The problem of advanced intersection control is being discovered as a promising application field for multiagent technology. In this context, drivers interact autonomously with a coordination facility that controls the traffic flow through an intersection, with the aim of avoiding collisions and minimizing delays. This is particularly interesting in the case of autonomous vehicles that are controlled entirely by agents, a scenario that will become possible in the near future. In this chapter, the authors seize the opportunities of multiagent learning offered by such a scenario, by introducing a coordination mechanism where teams of agents coordinate their velocities when approaching the intersection in a decentralized way. They show that this approach enables the agents to improve the intersection efficiency, by reducing the average travel time and so contributing to alleviate traffic congestions.
Traffic congestion is a costly problem in all developed countries. Many human-centered instruments and solutions (e.g. message signs, temporary lane closings, speed limit changes), are deployed in highways and roads in order to speed up the traffic flow. Nevertheless, in line with the recent advances of computerized infrastructures, the problem of road traffic management is being discovered as a promising application field for multiagent technology (Klügl, 2005). Multiagent systems (MAS) are the ideal candidates for the implementation of road traffic management systems, due to the intrinsically distributed nature of traffic-related problems.
In this context, the problem of advanced intersection control, where drivers interact autonomously with a coordination facility that controls the traffic flow through an intersection so as to avoid collisions while minimizing delays, is receiving more and more attention.
In (Dresner, 2004) is introduced a reservation-based system in which vehicles request an intersection manager to reserve the necessary time slots during which they may pass through the intersection. This work opens many possibilities for multiagent learning, with the goal of improving the efficiency of intersections.
In this chapter, we present a coordination mechanism based on Probability Collectives (PC) (Wolpert, 2004). With such an approach, teams of agents coordinate their velocities during their approximation to the intersection in a decentralized way, with the aim of reducing the average travel time by making better, non-conflicting, reservations.
Reservation-Based Intersection Control
In the chapter by Dresner et al. in this book, a reservation-based system for intersection control is proposed. In such system, an intersection manager is responsible for managing the vehicles that want to pass through the intersection, by assigning the necessary time slots, while the driver agents are responsible for controlling the vehicles to which they are assigned.
A driver agent, when approaching the intersection, “calls ahead” the intersection manager and requests a reservation of space and time in the intersection, providing all the necessary information to simulate the vehicle journey through the intersection (vehicle ID, vehicle size, arrival time, arrival velocity, type of turn, arrival lane, arrival road segment,…).
If the request is confirmed by the intersection manager, the driver agent stores the reservation details and tries to meet them. Otherwise, it slows down and makes another request at a later time.

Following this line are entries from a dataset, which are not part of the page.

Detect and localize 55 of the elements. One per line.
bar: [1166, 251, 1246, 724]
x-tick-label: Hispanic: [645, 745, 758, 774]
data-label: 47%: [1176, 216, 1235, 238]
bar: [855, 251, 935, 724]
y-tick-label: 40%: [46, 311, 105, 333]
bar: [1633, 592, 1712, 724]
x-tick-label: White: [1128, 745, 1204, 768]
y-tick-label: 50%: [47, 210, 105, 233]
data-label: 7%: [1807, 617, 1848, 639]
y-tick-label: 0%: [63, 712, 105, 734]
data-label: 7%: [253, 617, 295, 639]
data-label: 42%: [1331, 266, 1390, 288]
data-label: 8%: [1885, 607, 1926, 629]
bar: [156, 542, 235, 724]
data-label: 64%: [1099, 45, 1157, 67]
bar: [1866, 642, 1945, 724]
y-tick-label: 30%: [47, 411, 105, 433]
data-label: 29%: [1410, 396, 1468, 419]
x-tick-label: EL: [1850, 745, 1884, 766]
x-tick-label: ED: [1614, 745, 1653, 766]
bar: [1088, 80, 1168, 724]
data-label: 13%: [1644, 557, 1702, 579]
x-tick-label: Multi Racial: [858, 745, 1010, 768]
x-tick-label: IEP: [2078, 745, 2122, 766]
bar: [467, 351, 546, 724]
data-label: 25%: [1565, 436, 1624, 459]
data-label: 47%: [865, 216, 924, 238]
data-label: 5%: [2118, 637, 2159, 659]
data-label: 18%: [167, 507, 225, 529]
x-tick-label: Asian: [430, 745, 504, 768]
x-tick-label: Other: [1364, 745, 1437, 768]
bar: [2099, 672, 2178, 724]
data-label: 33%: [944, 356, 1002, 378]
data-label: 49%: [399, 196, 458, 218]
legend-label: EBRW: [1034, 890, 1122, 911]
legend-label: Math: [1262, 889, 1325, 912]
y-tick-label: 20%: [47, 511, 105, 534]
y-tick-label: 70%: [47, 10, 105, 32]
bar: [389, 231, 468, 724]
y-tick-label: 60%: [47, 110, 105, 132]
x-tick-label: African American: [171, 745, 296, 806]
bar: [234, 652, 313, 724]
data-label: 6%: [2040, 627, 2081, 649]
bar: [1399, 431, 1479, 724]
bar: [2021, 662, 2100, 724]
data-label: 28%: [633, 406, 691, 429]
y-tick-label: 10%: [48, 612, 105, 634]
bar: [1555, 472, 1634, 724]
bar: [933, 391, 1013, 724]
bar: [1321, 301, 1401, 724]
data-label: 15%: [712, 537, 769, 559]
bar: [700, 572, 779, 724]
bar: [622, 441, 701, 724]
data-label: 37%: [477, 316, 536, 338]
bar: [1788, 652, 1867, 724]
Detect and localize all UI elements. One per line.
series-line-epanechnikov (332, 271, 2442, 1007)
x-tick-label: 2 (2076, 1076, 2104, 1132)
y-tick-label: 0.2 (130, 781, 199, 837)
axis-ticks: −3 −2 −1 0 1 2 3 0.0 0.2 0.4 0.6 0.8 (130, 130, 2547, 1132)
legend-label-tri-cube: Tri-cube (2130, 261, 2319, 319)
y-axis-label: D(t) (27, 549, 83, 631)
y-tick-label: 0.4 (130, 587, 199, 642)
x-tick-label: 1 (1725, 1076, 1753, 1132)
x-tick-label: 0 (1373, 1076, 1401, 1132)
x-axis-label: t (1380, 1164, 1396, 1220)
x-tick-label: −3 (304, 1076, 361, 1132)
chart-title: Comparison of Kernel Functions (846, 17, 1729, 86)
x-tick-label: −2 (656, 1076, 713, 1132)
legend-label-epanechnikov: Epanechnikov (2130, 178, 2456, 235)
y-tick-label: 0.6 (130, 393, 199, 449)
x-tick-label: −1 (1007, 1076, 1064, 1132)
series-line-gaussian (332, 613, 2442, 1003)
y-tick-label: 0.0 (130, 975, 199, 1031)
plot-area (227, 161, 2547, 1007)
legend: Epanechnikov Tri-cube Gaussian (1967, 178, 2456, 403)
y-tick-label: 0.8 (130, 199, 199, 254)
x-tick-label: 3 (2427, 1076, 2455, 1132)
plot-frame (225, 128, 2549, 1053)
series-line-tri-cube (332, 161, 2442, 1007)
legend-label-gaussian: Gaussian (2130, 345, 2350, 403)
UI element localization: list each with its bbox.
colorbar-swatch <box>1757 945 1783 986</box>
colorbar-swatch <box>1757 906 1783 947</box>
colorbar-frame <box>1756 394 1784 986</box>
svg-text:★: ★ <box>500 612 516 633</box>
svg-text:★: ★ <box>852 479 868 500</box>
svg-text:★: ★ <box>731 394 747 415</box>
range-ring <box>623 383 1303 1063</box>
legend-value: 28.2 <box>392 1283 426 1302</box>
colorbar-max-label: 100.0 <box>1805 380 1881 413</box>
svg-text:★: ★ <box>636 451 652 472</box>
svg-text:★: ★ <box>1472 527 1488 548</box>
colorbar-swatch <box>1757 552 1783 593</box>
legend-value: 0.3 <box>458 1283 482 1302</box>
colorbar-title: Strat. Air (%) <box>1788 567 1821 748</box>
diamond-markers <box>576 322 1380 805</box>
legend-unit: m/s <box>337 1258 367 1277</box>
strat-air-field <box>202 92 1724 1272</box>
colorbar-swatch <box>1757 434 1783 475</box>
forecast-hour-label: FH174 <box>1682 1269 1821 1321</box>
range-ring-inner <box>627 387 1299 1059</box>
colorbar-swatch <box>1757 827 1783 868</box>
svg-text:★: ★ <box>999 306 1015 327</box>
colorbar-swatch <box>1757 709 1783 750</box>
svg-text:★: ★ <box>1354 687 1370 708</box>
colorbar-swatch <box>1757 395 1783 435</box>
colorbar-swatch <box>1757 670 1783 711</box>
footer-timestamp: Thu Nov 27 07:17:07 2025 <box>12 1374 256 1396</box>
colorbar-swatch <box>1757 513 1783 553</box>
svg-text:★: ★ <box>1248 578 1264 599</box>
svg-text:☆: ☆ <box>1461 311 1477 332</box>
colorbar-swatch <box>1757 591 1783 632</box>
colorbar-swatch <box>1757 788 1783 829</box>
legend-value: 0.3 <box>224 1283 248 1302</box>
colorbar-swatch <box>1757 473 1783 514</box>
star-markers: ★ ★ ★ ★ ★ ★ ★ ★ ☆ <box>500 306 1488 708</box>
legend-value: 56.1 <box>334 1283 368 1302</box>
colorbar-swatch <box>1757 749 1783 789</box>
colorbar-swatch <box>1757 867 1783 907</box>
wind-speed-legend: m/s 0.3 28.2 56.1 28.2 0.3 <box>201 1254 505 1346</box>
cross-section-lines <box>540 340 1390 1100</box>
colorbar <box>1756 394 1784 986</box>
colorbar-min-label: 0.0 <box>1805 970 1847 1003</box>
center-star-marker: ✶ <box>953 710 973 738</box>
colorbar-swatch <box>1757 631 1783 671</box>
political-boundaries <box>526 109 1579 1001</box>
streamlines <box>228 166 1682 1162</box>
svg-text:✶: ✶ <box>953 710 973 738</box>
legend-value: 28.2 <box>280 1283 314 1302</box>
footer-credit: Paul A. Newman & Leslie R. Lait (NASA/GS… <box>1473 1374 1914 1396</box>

The reservation system offers many opportunities for improving the efficiency of intersection, by incorporating learning mechanisms in the agents (Dresner, 2006). For example, since the intersection manager serves the requests in a “first-come-first-served” fashion, it is possible to relax this constraint and allow the intersection manager to respond to the requests at a later time. In this way the intersection manager can evaluate more competing requests at the same time and make a more well-informed decision.
While the learning opportunities for the intersection manager are of the form of single agent learning, the very multiagent learning opportunities reside in the driver agents. In the current implementation, driver agents must estimate the arrival time at the intersection, the arrival velocity, the arrival lane … without communication nor coordination with the other driver agents; each agent makes its request on the basis of its actual velocity, and, if the request is rejected, the driver slows down and tries again. On the other hand, by letting the agents form teams and coordinate their actions, we provide them with more information that they use to make decisions.